After the resist pattern 319 is removed, aluminum wirings 320 are formed as shown in FIG. 3B.
It is desirable that a resistance element be formed with sufficiently high resistance and it is required to reduce the parasitic capacitance in order to attain a high-speed operation. In order to meet the above requirement, the film thickness of the polysilicon film used as the resistance element must be reduced. This also applies to the device explained before as the conventional device, and it becomes more desirable as the film thickness of the polysilicon film 307 which is partly used as the resistance element is reduced.
However, in the above-described conventional case, the contact holes shown in FIG. 3B may penetrate the polysilicon film 307 for the resistance element which is made sufficiently thin when the contact holes are formed by etching, and in the worst case, it becomes impossible to maintain insulation between the underlying substrate and the resistance element, thereby causing the manufacturing yield to be lowered.

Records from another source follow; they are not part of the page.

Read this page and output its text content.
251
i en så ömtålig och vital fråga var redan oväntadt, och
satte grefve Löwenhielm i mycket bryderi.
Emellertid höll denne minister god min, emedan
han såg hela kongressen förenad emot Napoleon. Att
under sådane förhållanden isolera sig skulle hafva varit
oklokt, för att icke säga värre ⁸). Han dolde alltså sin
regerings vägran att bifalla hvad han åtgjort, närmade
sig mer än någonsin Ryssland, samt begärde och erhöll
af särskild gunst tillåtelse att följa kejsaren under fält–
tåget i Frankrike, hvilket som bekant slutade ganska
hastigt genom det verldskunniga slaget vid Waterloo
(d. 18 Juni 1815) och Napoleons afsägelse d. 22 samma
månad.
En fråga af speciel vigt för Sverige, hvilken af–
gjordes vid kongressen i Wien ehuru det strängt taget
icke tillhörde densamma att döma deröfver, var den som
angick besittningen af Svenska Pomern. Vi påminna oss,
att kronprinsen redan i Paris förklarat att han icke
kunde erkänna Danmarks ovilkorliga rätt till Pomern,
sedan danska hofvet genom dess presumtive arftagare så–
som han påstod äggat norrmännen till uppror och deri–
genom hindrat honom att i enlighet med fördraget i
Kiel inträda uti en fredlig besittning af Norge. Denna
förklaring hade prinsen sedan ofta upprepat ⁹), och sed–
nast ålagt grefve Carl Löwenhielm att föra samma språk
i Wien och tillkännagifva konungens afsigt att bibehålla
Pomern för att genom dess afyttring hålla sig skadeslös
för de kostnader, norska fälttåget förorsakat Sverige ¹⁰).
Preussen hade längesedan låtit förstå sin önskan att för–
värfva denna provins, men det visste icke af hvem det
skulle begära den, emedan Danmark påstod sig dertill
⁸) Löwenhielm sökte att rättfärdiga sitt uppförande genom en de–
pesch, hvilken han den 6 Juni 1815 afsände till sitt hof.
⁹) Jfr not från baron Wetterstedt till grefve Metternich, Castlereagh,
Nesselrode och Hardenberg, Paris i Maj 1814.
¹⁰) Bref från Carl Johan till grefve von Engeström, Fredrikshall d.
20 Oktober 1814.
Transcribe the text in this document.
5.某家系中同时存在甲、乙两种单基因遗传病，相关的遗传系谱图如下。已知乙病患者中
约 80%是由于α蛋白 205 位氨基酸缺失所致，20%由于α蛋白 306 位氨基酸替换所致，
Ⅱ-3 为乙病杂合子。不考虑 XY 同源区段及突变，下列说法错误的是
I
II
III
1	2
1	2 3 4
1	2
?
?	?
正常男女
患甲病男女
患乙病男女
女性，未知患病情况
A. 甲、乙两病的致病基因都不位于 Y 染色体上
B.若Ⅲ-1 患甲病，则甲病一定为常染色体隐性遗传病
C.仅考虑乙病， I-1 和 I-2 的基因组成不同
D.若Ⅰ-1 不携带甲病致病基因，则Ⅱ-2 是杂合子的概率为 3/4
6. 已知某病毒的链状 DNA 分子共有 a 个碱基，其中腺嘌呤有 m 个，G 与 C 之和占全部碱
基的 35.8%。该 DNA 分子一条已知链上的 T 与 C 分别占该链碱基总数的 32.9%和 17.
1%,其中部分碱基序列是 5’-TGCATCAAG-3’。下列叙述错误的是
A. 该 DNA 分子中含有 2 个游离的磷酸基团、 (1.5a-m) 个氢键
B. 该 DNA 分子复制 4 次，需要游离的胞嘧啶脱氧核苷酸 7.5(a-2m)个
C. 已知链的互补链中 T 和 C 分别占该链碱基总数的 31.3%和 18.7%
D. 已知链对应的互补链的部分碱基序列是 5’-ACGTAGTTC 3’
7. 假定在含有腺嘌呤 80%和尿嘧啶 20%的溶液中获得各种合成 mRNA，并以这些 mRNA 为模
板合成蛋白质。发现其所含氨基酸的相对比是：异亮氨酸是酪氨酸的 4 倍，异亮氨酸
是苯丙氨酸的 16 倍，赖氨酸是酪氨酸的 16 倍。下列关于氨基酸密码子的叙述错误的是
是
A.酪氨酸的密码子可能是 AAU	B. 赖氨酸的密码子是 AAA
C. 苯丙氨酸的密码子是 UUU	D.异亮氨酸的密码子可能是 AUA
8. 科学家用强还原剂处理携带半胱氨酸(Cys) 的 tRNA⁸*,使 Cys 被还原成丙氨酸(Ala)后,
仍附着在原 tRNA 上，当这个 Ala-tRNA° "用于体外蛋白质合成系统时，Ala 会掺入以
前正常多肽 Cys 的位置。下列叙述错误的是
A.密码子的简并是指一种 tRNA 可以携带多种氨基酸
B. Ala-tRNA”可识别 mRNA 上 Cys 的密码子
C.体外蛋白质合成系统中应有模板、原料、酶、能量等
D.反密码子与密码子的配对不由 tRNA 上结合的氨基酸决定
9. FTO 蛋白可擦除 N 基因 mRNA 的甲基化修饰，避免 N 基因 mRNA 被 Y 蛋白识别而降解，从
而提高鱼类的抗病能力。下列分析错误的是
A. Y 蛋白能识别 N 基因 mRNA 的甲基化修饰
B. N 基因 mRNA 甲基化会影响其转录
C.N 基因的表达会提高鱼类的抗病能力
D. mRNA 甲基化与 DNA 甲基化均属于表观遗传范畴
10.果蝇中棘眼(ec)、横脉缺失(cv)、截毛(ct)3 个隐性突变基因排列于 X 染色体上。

Therefore, it is a common practice to form the polysilicon film 307 for the resistance element having a film thickness which is as large as approx. 200 nm even though the parasitic capacitance of the resistance element is increased and this imposes a limitation on the high-speed operation of the device.
Further, even if the film thickness of the polysilicon film 307 for the resistance element is increased to some extent, penetration of the contact hole cannot be sufficiently prevented because of a fluctuation in the etching process, thereby causing the manufacturing yield to be lowered.